This problem involves finding the volume of a cone, which is calculated using the formula:

$V = \frac{1}{3} \pi r^2 h$

From the diagram:

• The slant height is $13 \, \text{cm}$.
• The height of the cone is $h = 12 \, \text{cm}$.
• We need to find the radius $r$ using the Pythagorean theorem, since the slant height, height, and radius form a right triangle.

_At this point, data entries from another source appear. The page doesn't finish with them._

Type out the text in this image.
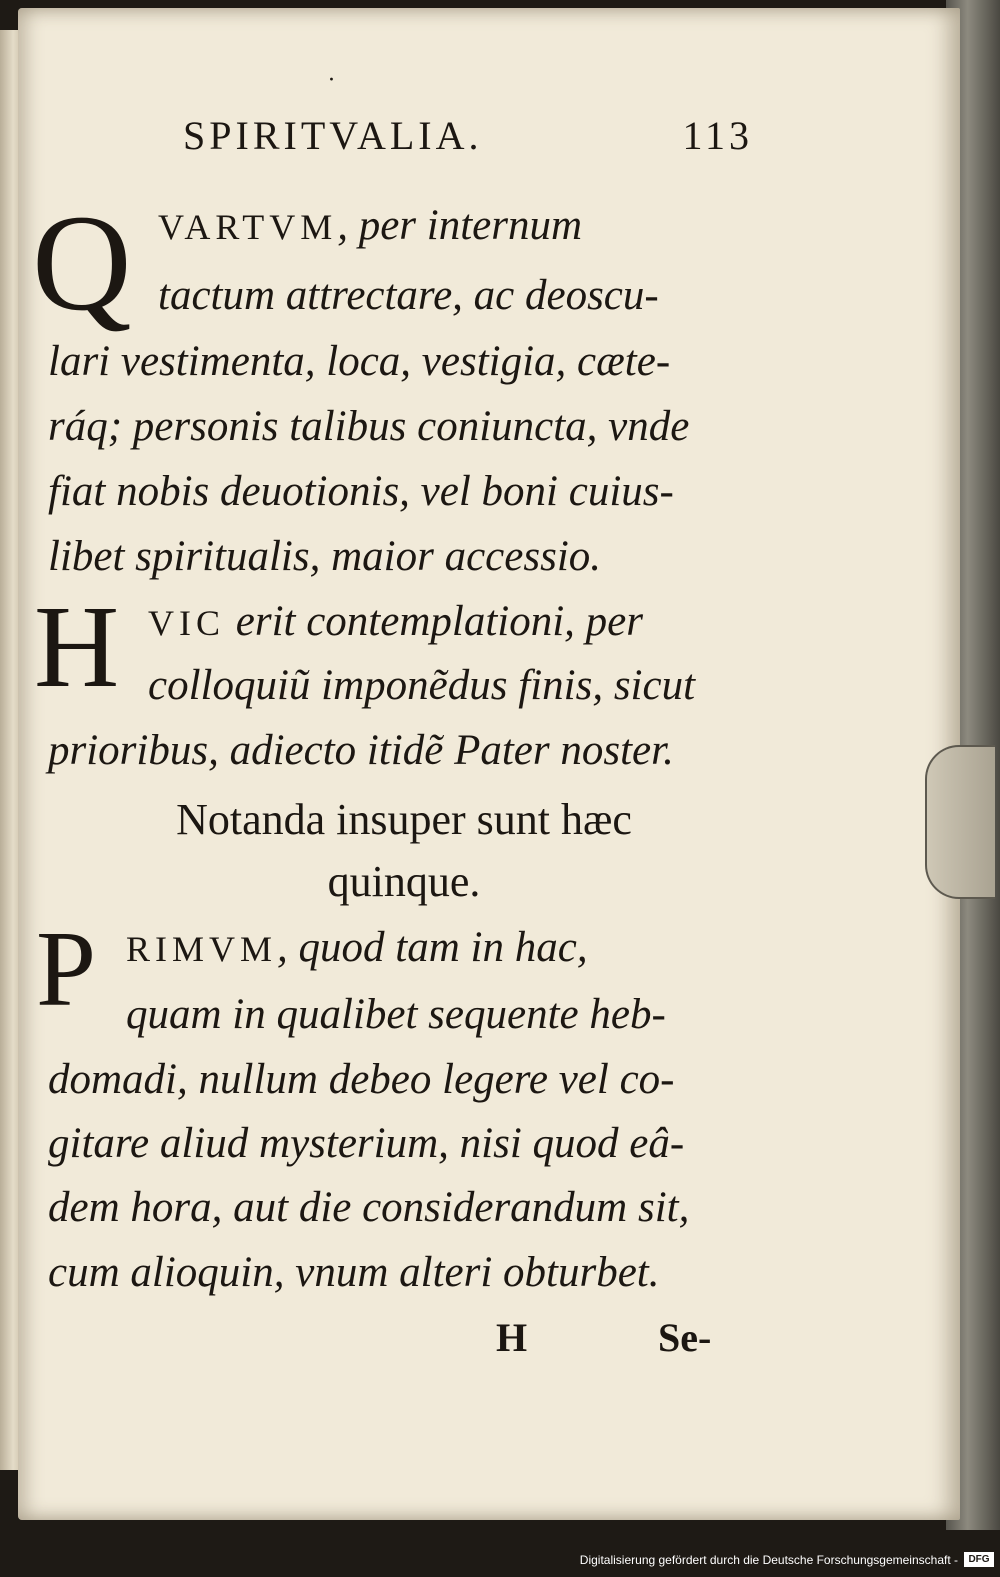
·
SPIRITVALIA.	113
Q VARTVM, per internum
tactum attrectare, ac deoscu-
lari vestimenta, loca, vestigia, cæte-
ráq; personis talibus coniuncta, vnde
fiat nobis deuotionis, vel boni cuius-
libet spiritualis, maior accessio.
H VIC erit contemplationi, per
colloquiũ imponẽdus finis, sicut
prioribus, adiecto itidẽ Pater noster.
Notanda insuper sunt hæc
quinque.
P RIMVM, quod tam in hac,
quam in qualibet sequente heb-
domadi, nullum debeo legere vel co-
gitare aliud mysterium, nisi quod eâ-
dem hora, aut die considerandum sit,
cum alioquin, vnum alteri obturbet.
H	Se-
Digitalisierung gefördert durch die Deutsche Forschungsgemeinschaft -	DFG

Step 1: Apply the Pythagorean theorem

$r^2 + h^2 = (\text{slant height})^2$ Substituting the values: $r^2 + 12^2 = 13^2$ $r^2 + 144 = 169$ $r^2 = 169 - 144 = 25$ $r = \sqrt{25} = 5 \, \text{cm}$

Step 2: Calculate the volume

Now that we know $r = 5 \, \text{cm}$ and $h = 12 \, \text{cm}$, substitute into the cone volume formula: $V = \frac{1}{3} \pi r^2 h$ $V = \frac{1}{3} \pi (5^2)(12)$ $V = \frac{1}{3} \pi (25)(12)$ $V = \frac{1}{3} \pi (300)$ $V = 100 \pi \, \text{cm}^3$

Final Answer:

The exact volume of the cone is: $\boxed{100 \pi \, \text{cm}^3}$

Let me know if you need further clarification!

Questions for Expansion:

1. What would the volume be if the slant height was increased to 15 cm while keeping the height constant?
2. How does the formula for the volume of a cone differ from that of a cylinder?
3. Can we derive the formula for the volume of a cone using integration?
4. How would the volume change if the radius were doubled but the height remained the same?
5. How do we calculate the surface area of this cone?

Tip:

Always confirm the radius using the Pythagorean theorem when given the slant height and height of a cone.